Practicar la fe
Ramiro Pellitero
Profesor de Teología Pastoral
Universidad de Navarra
Con frecuencia se oye decir: “Creo pero no practico”. Si se pregunta por el significado concreto de estas palabras, el encuestado responderá que acepta la existencia de un ser transcendente, incluso de un Dios personal; pero que no reza –al menos como entiende que la Iglesia prescribe–, no va a Misa, no se confiesa, etc.
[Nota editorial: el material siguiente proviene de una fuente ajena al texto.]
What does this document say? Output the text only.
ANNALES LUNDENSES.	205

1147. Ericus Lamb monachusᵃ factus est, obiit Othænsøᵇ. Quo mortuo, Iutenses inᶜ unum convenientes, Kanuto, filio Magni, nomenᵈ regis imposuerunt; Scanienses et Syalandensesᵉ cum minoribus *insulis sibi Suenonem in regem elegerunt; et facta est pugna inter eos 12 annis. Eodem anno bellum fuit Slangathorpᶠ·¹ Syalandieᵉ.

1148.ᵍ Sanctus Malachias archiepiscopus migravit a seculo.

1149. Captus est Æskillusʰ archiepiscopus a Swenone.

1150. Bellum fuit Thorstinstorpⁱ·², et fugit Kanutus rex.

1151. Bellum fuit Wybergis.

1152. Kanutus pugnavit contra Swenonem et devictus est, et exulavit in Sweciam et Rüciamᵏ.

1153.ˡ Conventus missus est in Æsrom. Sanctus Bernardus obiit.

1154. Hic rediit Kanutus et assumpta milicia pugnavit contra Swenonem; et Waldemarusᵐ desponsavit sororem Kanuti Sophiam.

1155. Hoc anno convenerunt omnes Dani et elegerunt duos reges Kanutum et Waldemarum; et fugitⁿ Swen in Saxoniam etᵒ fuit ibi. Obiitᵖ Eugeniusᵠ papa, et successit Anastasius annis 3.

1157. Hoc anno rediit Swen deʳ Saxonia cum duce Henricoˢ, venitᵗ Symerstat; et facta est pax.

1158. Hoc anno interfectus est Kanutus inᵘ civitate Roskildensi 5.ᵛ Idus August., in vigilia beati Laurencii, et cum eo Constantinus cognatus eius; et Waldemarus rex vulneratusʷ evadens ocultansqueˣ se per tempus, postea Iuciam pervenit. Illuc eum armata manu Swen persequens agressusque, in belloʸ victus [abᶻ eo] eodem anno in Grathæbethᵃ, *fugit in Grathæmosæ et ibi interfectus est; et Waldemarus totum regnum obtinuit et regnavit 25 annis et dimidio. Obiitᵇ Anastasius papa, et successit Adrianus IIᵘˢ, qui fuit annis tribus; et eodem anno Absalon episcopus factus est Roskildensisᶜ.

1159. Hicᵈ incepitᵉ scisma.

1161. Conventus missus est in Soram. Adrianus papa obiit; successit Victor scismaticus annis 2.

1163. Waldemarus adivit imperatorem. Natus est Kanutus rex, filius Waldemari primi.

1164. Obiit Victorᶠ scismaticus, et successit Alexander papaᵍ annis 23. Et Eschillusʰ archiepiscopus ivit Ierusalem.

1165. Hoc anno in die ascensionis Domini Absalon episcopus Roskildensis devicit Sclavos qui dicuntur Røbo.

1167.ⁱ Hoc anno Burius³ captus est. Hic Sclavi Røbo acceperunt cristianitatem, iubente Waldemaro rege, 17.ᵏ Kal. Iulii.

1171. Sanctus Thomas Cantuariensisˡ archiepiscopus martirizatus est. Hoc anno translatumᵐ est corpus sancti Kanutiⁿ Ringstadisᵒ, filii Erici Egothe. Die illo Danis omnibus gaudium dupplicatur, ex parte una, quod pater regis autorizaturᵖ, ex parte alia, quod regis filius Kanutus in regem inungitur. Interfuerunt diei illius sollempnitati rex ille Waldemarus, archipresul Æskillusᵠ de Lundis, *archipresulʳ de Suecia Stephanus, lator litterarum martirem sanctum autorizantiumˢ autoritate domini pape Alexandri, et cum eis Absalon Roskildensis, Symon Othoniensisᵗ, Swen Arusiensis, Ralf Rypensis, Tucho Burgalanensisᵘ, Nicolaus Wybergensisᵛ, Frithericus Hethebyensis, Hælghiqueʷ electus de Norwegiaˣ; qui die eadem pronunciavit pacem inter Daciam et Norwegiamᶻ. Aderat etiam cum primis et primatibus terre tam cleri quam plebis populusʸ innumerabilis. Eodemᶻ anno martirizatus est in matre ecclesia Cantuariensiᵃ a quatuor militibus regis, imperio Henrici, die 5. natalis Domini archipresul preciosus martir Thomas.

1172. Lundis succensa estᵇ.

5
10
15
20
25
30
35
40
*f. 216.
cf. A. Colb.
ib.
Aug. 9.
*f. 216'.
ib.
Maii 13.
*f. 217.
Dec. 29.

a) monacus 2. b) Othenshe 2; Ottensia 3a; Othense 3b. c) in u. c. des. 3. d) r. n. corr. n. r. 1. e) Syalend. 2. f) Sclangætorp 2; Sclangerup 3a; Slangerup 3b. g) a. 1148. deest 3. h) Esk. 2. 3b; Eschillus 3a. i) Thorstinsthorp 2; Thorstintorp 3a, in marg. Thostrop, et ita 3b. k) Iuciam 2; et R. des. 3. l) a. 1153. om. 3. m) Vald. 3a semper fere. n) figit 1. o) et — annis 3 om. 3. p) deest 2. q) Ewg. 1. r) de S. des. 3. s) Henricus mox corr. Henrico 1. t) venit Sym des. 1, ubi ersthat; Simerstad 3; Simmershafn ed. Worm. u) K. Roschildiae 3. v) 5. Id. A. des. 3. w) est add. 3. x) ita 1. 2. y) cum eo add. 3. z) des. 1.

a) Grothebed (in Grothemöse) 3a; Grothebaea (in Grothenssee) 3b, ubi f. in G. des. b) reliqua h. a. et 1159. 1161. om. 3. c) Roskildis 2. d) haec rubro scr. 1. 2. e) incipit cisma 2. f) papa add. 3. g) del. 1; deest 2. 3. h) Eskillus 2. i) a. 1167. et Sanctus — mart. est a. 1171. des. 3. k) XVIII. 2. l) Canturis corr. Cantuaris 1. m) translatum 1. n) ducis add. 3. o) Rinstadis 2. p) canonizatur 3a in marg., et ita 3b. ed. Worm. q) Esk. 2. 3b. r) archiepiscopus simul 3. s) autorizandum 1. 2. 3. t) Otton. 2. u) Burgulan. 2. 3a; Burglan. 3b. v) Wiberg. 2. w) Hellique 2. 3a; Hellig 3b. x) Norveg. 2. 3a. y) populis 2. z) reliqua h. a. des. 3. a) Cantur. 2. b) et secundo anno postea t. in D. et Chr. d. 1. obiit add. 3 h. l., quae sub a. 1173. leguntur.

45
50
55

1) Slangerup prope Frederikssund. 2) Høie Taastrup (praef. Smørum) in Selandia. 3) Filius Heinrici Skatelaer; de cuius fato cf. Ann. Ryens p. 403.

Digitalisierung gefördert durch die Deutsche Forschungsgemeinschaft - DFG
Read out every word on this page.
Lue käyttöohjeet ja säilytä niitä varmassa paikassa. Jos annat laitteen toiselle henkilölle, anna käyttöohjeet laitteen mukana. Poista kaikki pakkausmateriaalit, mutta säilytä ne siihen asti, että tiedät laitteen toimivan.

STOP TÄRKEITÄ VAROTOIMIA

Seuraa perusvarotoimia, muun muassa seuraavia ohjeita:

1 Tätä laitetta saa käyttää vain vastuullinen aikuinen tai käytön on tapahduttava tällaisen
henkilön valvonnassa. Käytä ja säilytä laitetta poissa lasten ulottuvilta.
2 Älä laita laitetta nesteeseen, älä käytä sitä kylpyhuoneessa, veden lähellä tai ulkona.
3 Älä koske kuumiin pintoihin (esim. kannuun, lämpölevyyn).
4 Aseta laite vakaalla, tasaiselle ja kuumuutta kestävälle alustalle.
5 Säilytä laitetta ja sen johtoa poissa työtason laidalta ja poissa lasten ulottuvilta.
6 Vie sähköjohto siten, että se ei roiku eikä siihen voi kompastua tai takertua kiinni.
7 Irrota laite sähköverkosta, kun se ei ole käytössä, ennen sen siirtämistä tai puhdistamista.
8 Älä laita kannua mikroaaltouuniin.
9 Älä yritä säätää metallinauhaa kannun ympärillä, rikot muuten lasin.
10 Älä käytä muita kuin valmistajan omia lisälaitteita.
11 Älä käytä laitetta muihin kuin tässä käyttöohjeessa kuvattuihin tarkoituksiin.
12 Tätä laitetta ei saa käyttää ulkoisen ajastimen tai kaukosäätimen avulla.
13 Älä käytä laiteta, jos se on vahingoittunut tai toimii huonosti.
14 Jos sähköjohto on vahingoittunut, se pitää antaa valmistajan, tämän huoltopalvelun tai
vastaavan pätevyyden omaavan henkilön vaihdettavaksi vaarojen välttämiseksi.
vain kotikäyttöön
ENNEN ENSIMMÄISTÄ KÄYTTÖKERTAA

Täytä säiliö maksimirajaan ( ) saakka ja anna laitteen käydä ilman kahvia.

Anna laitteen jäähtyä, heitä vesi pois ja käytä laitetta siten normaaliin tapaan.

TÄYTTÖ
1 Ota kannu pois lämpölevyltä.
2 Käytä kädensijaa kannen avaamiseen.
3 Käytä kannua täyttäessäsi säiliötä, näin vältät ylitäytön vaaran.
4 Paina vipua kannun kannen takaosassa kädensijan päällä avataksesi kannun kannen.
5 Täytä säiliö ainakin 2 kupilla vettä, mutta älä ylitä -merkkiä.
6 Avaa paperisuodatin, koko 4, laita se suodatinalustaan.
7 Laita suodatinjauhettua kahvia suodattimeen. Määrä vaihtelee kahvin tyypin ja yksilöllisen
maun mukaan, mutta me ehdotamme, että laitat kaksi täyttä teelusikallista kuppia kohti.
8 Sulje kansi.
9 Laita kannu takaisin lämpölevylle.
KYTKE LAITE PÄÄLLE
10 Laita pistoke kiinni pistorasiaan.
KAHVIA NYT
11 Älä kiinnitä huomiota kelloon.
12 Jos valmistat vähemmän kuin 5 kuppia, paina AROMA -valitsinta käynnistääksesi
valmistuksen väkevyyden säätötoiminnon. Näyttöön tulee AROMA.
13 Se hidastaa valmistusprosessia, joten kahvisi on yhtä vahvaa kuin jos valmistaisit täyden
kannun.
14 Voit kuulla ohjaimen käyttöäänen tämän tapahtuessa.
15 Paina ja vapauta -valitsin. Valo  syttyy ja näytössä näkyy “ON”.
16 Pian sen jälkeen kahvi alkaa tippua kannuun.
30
Y así se ha extendido esa expresión, que tiene su sentido a la vez que encierra una contradicción, no percibida por el que la sostiene.
Y es que “practicar” la fe cristiana supone ciertamente la oración y los sacramentos, pero no sólo eso. Practicar la fe abarca el amor a Dios y el amor al prójimo, dar culto a Dios y servir a los demás con la caridad y la justicia.
En uno de sus sermones exhorta San Agustín: “Dichosos nosotros si llevamos a la práctica lo que escuchamos (en la iglesia)…Porque cuando escuchamos es como si sembráramos una semilla, y cuando ponemos en práctica lo que hemos oído es como si esta semilla fructificara” (Sermón 23A). Y añade que la vida cristiana, como la de Jesús, se fundamenta en dos actitudes: la humildad y la acción de gracias.
La humildad lleva, en efecto, a morir a uno mismo para dar la vida a otros. Y la acción de gracias (eso significa Eucaristía) se ofrece a Dios Padre como culto, a la vez que se traduce en servicio por el bien de todos: damos gracias a Dios que nos ha salvado y manifestamos nuestro agradecimiento preocupándonos, con hechos, por los demás.
“Vivamos, por tanto, dignamente –concluye San Agustín–, ayudados por la gracia que hemos recibido y no hagamos injuria a la grandeza del don que nos ha sido dado”.
En definitiva, practicar la fe es ese “vivir dignamente, ayudados por la gracia”. Por tanto, no practica quien no vive los sacramentos, y tampoco practica quien no se preocupa por las necesidades materiales y espirituales de los demás.
“Practicar la fe” es amar a Dios sobre todas las cosas, muriendo al egoísmo y al pecado (la búsqueda del bienestar o del poder a toda costa; ponerse a uno mismo en el centro, ocupando el lugar de Dios). Y al mismo tiempo –con y como Cristo– traducir ese amor en el amor al prójimo. Y esto, en concreto, comenzando por los que nos rodean, en el ambiente de trabajo, en la familia, en las relaciones sociales y culturales.
De esta manera “la práctica de la fe” es, sencillamente, la vida cristiana bien “vivida”, tal y como la pueden y deben ejercitar la mayor parte de las personas, en medio de la calle. La fe lleva a la oración y a los sacramentos, y “fructifica” en el trabajo por el bien material y espiritual de todos, especialmente de los más necesitados.
Sólo así se comprueba que la fe es luz –que asume también la razón– y fuerza que sostiene al cristiano, tanto en las situaciones más comunes como en las más difíciles y extraordinarias de su vida.
Un ejemplo de ello se ve en la película “Prueba de fuego” (Fireproof, A. Kendrick, 2008). Queda claro que la oración y el sacrificio unidos a Cristo son eficaces ante las crisis. Esto es verdad sobre todo cuando la existencia gira en torno a la Eucaristía.
La fe no es un conjunto de teorías, ni tampoco un manojo de sentimientos ni un código de reglas, sino una Vida y un amor, que Dios nos ha entregado en Cristo por la gracia del Espíritu Santo, para que nosotros nos entreguemos por el bien de los demás. Según el apóstol Santiago, la fe sin obras es una “fe muerta”. Practicar la fe es “vivir la fe” y “vivir de fe”. Según Benedicto XVI, la fe lleva a ponerse al servicio del mundo, con el amor y la verdad (cf. encíclica Caritas in veritate, n. 11).